Sensex & realty
After reaching a trough of 8,160 points, the recent turnaround in stock mark with Sensex zooming past the magical 20,000 mark, may cheer up India Inc., but it has certainly not lifted the sagging spirits of the real estate market.
Here, what's significant to note is that many real estate companies made fortunes during the earlier bull run of 2006-08. But the present bull run has bypassed these companies. This is clearly established by the sector index which registered a double-digit increase during the previous bull run but nosedived by over 4 per cent this year.
Despite buoyancy in stock market and GDP growth, real estate sector is not able to match the pace of economic upturn. Stocks of the many listed companies which brought out their IPOs during the boom time are trading much below the offer price. In some cases, there's an erosion of 40-50 per cent where peak stock prices of few stocks have crashed upto 300 per cent.
So much so that even the wealth of india real estate barons has been considerably eroded. The wealth of KP Singh, the premier of India's number one real estate company, DLF has gone down from a whopping Rs 1,36,925 crore to Rs 48,536 crore, between October 29, 2007 and September 21, 2010 (two crest periods of stock market), registering a fall of over 64 per cent. Similarly, the personal wealth of Ramesh Chandra, the promoter of country's second largest real estate firm, Unitech, has plummeted from Rs 4,4510 crore to Rs 10,049 crore, a fall of over 77 per cent.
This scenario is not favourable for a number of real estate IPOs in the pipeline. About a dozen realty companies are deferring their offers despite getting regulatory approvals and the fate of another half a dozen players who are awaiting final nod is no less uncertain.
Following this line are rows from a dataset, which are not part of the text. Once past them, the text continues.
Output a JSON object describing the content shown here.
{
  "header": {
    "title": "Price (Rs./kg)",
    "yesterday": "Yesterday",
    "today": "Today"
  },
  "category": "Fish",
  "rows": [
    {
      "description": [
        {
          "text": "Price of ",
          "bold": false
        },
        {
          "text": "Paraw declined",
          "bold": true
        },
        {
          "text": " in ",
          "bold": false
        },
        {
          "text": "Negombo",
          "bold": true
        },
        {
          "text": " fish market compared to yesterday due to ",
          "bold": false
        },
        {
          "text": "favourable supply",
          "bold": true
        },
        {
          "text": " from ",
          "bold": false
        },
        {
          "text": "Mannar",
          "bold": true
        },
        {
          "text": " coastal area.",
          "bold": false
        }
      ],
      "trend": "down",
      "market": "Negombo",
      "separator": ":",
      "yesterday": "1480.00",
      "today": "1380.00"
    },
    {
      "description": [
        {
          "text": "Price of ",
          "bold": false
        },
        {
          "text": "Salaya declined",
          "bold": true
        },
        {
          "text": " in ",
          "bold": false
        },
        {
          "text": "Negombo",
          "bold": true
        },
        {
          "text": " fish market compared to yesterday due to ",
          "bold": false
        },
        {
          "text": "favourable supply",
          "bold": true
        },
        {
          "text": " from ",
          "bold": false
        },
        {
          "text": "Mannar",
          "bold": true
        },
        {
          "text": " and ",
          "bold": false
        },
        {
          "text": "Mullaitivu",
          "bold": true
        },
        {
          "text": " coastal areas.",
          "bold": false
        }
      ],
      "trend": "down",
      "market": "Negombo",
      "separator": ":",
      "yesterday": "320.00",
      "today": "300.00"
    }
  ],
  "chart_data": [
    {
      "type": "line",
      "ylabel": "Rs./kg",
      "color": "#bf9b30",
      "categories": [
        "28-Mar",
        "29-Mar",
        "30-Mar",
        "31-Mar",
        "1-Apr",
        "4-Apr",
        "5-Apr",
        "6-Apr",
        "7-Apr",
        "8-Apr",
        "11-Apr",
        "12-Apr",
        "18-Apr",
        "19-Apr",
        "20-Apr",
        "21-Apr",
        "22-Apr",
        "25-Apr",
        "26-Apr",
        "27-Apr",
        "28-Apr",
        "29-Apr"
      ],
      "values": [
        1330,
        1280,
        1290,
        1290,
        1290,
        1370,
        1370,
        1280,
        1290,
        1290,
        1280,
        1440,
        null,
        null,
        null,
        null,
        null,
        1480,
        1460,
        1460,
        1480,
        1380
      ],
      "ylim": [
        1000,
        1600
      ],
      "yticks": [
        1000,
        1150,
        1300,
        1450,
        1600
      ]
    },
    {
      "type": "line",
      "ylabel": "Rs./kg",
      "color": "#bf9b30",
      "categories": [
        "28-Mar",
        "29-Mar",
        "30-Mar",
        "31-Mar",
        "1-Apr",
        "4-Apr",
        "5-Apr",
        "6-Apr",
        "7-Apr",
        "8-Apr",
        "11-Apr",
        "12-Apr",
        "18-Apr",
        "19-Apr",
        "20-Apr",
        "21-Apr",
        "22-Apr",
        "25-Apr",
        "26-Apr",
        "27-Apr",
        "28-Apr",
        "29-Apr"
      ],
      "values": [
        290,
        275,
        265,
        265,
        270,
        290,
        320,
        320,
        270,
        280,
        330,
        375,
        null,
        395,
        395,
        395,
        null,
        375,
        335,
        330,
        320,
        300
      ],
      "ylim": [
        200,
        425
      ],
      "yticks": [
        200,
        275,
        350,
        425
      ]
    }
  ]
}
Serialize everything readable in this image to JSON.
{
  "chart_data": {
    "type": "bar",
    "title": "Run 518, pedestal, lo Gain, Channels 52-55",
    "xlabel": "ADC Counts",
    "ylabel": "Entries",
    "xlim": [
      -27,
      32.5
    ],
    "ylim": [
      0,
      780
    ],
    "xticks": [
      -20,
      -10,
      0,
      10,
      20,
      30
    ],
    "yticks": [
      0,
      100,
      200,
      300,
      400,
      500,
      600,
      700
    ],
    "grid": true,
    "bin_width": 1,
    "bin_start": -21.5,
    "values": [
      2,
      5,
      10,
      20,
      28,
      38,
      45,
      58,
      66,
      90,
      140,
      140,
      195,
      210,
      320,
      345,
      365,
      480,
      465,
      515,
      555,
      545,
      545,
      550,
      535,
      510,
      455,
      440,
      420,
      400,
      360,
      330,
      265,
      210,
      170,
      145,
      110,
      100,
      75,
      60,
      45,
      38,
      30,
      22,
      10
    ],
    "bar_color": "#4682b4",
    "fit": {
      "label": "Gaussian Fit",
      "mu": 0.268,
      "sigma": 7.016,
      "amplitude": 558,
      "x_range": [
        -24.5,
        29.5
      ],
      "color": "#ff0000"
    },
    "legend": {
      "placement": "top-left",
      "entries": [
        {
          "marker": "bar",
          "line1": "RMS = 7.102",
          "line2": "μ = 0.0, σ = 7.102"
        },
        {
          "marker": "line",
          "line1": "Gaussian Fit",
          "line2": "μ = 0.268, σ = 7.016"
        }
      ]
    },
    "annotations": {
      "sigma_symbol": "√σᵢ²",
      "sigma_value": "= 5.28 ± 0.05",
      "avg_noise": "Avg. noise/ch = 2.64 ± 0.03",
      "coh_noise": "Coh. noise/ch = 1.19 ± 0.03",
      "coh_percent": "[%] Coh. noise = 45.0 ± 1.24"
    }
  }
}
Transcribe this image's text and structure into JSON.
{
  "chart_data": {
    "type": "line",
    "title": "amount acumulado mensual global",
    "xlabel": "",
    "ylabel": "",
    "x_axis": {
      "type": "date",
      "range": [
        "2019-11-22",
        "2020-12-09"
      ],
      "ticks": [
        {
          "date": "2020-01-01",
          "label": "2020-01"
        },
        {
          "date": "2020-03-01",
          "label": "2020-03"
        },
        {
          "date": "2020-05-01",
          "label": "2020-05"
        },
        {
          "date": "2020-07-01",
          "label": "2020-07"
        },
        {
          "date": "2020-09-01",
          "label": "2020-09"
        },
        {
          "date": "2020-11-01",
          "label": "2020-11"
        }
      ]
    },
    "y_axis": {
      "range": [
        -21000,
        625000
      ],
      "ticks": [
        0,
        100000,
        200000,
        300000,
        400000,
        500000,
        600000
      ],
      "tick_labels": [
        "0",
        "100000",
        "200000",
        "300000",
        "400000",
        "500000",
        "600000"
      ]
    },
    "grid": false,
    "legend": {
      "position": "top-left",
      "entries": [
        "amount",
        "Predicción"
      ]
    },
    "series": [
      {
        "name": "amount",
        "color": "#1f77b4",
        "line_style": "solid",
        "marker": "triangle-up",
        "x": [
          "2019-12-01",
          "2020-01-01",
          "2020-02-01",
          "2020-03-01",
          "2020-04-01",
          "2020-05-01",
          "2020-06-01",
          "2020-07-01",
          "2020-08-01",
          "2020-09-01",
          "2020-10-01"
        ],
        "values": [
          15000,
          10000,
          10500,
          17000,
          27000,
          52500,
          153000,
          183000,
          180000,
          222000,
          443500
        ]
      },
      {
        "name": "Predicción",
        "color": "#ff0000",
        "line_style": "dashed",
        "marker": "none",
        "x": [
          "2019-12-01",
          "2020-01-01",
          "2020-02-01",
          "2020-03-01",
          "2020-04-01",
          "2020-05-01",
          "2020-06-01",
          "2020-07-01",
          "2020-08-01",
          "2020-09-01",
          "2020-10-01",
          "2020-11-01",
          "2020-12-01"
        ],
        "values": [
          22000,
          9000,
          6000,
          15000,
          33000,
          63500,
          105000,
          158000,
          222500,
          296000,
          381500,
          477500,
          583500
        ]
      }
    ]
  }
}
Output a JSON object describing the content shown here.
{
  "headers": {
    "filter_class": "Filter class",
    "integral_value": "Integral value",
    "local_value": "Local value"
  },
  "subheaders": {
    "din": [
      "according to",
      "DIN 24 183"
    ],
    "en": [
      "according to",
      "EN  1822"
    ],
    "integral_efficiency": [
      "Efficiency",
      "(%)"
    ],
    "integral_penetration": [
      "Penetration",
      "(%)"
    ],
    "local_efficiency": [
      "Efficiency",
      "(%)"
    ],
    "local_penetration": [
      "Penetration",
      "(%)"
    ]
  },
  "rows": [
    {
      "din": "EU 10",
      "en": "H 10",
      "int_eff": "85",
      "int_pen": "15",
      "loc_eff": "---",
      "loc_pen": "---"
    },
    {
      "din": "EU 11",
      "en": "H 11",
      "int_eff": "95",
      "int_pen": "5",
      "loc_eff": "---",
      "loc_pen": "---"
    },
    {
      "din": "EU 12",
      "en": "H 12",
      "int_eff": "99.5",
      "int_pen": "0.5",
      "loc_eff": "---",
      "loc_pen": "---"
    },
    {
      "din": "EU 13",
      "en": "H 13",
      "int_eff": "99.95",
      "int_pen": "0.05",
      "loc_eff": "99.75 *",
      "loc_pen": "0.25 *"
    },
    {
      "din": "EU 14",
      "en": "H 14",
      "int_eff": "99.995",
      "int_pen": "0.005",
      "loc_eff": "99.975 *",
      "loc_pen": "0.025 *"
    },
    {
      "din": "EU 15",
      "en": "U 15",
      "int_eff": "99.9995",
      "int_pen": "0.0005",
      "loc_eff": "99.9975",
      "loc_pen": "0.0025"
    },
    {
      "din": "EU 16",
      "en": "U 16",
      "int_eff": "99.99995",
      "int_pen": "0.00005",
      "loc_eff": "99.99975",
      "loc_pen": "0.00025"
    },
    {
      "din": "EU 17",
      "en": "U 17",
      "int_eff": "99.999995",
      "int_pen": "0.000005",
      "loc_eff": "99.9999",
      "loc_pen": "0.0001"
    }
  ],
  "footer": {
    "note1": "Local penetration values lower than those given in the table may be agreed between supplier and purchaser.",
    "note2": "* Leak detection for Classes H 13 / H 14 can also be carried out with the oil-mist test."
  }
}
And if these IPOs, (largely meant for debt-clearing and funding land purchase) fail to materialise, it will spell more financial trouble for these realty players that are struggling to cope with serious debt problems.
Despite some revival, cash flows of developers have not yet stabilised. And to make matters worse, banks are not keen to either give new loans or restructure the old loans due to mounting bad debts. As a result of that, developers are going in for high cost non-banking funding options to meet their capital requirements.
Amidst these funding woes, developers are further hit by cooling of demand due to rising property and mortgage prices. While various industry surveys establish that the maximum (85-90 per cent) demand is for mid to affordable housing, this latent demand has been adversely hit by unrealistically high prices. A HDFC Securities survey has already pressed the panic button in its report stating that sharp increase in property prices is adversely impacting the absorption of over 260 million sq ft of residential property in key metros. So much so that analysts are also openly questioning the sustainability of real estate market amidst investor-driven sales and over supply situation.
Are we heading for a double dip situation? There is a real danger of it considering that all the ills which are currently plaguing the sector are the ones which were responsible for the slowdown in 2008-09. Leading real estate IPC JLLM has already cautioned against the possibility of property bubble developing by Q4 2010 end.
Surely, it is time for real(i)ty check. Real estate players have to put their house in order lest they fritter away the gains of realty revival and head for another round of recession. Clearly, end-users and long-term investors hold the key to sustain the market.